All’indomani della ripresa delle relazioni diplomatiche tra Arabia Saudita e Iran, avvenuta lo scorso marzo dopo un lungo e difficoltoso negoziato, portato avanti nell’ombra grazie alla silenziosa ma decisiva regia della Cina, la sensazione era che i cinesi ambissero a diventare pesi massimi della diplomazia in Medio Oriente. L’attuale crisi tra Israele e Hamas, con Teheran alla finestra e altri Paesi arabi pronti ad intervenire più o meno direttamente in un ipotetico conflitto regionale, rischia però di frantumare il desiderio di Pechino.
Fino a non molti mesi fa, il Dragone spiegava di esser pronto a svolgere un ruolo costruttivo nella gestione delle problematiche nei “punti caldi” globali, tanto più in una regione, come quella mediorientale, che aveva inghiottito i precedenti tentativi dei rivali statunitensi di fare altrettanto. Insomma, il modus operandi cinese, costituito da un elevato pragmatismo, avrebbe dovuto riuscire laddove quello liberaldemocratico di Washington aveva fallito.
Le tensioni israelo-palestinesi hanno tuttavia risvegliato i diplomatici cinesi dal loro apparente sogno. Già, perché alla Cina adesso è stato chiesto di intervenire per placare gli animi – soprattutto quello dell’Iran – ma il gigante asiatico si trova in una posizione difficile. Il Dragone, infatti, in passato ha offerto uno storico sostegno ai palestinesi e alla loro causa, ma oggi fa affari d’oro con Israele. Schierarsi a favore dei primi implicherebbe alimentare la rivalità con gli Usa e con il blocco occidentale; farlo con gli israeliani, invece, di inimicarsi i governi arabi e il cosiddetto Sud del mondo.
Il problema economico
Restare a metà del guado, ad osservare da lontano spendendo parole di circostanza, potrebbe tuttavia essere una prospettiva ancora peggiore per la Cina. A parole, Wang Wenbin, portavoce del ministero degli Esteri, ha spiegato che “la Cina è fortemente preoccupata per la continua escalation del conflitto israelo-palestinese ed esorta tutte le parti interessate a cessare immediatamente il fuoco e a fermare i combattimenti”, e che è “disposta a mantenere la comunicazione con tutte le parti e a compiere sforzi incessanti per la pace e la stabilità in Medio Oriente”.

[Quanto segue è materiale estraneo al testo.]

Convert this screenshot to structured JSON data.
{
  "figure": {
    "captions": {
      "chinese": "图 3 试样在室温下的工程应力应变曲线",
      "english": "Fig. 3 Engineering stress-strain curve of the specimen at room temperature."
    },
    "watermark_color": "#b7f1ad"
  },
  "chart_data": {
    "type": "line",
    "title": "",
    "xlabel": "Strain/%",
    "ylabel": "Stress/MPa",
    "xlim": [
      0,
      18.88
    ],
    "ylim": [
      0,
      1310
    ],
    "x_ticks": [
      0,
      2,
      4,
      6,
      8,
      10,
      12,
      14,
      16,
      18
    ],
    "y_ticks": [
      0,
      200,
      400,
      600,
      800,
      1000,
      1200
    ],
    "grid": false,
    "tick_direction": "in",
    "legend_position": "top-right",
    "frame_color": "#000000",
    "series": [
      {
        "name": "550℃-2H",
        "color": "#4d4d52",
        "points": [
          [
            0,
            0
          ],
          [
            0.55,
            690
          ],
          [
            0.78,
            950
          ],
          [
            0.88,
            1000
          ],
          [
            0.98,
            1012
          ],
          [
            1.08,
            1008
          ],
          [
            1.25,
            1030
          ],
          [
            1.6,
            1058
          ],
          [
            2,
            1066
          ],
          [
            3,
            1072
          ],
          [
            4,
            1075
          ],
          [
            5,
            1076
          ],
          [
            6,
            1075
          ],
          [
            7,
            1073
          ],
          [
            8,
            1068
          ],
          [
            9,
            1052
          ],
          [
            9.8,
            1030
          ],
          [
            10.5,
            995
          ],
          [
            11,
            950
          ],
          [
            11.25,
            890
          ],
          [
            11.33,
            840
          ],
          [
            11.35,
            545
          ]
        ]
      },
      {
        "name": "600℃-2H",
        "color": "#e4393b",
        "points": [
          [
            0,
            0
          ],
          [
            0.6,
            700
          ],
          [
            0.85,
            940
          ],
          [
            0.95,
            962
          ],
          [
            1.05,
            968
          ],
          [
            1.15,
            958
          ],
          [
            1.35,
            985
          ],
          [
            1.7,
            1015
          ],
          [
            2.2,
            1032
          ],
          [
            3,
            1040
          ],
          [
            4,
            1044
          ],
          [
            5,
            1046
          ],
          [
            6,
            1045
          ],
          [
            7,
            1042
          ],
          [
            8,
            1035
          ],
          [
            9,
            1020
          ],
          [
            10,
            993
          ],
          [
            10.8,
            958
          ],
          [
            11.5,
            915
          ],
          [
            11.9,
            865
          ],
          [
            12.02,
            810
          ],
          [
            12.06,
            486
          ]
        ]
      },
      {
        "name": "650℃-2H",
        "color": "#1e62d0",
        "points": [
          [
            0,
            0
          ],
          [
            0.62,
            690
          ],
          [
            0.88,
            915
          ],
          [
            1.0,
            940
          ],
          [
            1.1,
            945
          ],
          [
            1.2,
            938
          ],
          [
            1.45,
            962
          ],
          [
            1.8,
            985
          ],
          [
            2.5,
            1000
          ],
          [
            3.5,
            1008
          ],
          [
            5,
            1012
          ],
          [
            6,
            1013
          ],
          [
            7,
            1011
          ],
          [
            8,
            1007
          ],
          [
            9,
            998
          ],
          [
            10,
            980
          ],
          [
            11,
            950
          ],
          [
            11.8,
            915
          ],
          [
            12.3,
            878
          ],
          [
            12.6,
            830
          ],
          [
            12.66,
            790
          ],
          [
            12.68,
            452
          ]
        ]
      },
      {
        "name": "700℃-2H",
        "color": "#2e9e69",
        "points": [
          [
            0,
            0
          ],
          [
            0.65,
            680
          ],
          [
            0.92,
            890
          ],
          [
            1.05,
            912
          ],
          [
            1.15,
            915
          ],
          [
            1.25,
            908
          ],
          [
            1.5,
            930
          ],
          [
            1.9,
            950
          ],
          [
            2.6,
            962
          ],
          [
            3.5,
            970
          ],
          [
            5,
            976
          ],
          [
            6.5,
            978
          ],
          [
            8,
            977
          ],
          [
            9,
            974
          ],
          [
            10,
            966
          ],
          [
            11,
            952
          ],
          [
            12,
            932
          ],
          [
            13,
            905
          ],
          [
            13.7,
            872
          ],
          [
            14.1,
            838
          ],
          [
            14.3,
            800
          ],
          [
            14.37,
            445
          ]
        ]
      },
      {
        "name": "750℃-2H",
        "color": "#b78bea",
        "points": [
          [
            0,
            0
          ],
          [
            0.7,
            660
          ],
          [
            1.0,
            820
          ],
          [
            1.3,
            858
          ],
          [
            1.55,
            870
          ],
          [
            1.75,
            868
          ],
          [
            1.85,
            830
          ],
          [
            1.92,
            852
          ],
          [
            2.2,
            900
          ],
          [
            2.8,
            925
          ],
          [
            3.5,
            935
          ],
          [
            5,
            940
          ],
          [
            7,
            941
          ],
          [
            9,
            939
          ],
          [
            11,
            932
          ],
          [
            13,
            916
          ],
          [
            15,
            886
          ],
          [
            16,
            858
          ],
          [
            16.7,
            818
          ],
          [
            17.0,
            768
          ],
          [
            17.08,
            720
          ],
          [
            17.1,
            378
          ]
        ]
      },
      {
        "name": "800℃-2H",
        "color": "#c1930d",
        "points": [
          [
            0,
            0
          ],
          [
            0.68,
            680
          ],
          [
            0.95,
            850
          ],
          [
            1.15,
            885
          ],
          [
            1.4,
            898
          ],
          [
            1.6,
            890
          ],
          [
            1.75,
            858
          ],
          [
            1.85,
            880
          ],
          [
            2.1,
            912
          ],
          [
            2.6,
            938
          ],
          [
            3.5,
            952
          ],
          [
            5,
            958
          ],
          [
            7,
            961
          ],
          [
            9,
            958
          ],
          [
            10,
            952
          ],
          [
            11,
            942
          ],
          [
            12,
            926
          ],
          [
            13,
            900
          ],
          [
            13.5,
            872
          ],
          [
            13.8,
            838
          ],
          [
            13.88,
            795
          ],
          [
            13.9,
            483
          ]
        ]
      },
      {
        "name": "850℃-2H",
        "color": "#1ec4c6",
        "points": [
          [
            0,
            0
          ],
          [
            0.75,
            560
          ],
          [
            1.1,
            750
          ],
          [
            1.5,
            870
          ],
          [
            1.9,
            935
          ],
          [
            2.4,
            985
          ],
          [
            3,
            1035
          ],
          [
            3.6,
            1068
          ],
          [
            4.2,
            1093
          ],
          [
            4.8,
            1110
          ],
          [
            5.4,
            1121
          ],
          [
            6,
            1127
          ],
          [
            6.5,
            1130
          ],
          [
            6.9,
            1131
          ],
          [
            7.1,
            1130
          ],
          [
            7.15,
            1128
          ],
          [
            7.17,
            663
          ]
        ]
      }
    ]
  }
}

Nel frattempo, Pechino ha spedito nella regione l’inviato speciale per il Medio Oriente, Zhai Jun, nel tentativo di mediare attivamente tra le parti. Il punto è che la Cina è di gran lunga il più grande importatore di petrolio dall’Arabia Saudita e dall’Iran, e questo evidenzia il rischio che correrebbe la potenza asiatica nel caso in cui la guerra tra Israele e Gaza dovesse ampliarsi.
I numeri riportati dal Wall Street Journal sottolineano come metà delle importazioni di petrolio cinesi – e poco più di un terzo di tutto il petrolio bruciato oltre la Muraglia – provenga dal Golfo Persico.
La trappola del Medio Oriente
Nello specifico, la Cina, seconda economia più grande del mondo, acquista circa il 72% del suo petrolio dal Medio Oriente (mentre era autosufficiente dal punto di vista petrolifero fino agli inizi degli anni Novanta). Altro aspetto rilevante: se i terremoti geopolitici nella regione spaventano Pechino, lo stesso non può dirsi per Washington, diventato ormai un esportatore netto grazie al boom del fracking.
Considerando che il presidente cinese Xi Jinping ha inserito il tema della sicurezza energetica in cima all’agenda delle priorità nazionali, è lecito supporre che le tensioni tra Israele e Hamas non lo lascino dormire serenamente. “L’approvvigionamento energetico e la sicurezza sono cruciali per lo sviluppo nazionale e il sostentamento delle persone, e sono una questione molto importante per il Paese che non può essere ignorata in nessun momento”, aveva non a caso affermato Xi lo scorso luglio.
Certo, Pechino ha investito fiumi di soldi nell’economia green e nel settore delle auto elettriche, ma lo Stato cinese resta il leader mondiale nella produzione di prodotti petrolchimici, ricavati dal petrolio e dal gas naturale. Intanto, in questo preciso istante, milioni di barili di olio nero provenienti dal Medio Oriente saranno appena arrivati in Cina.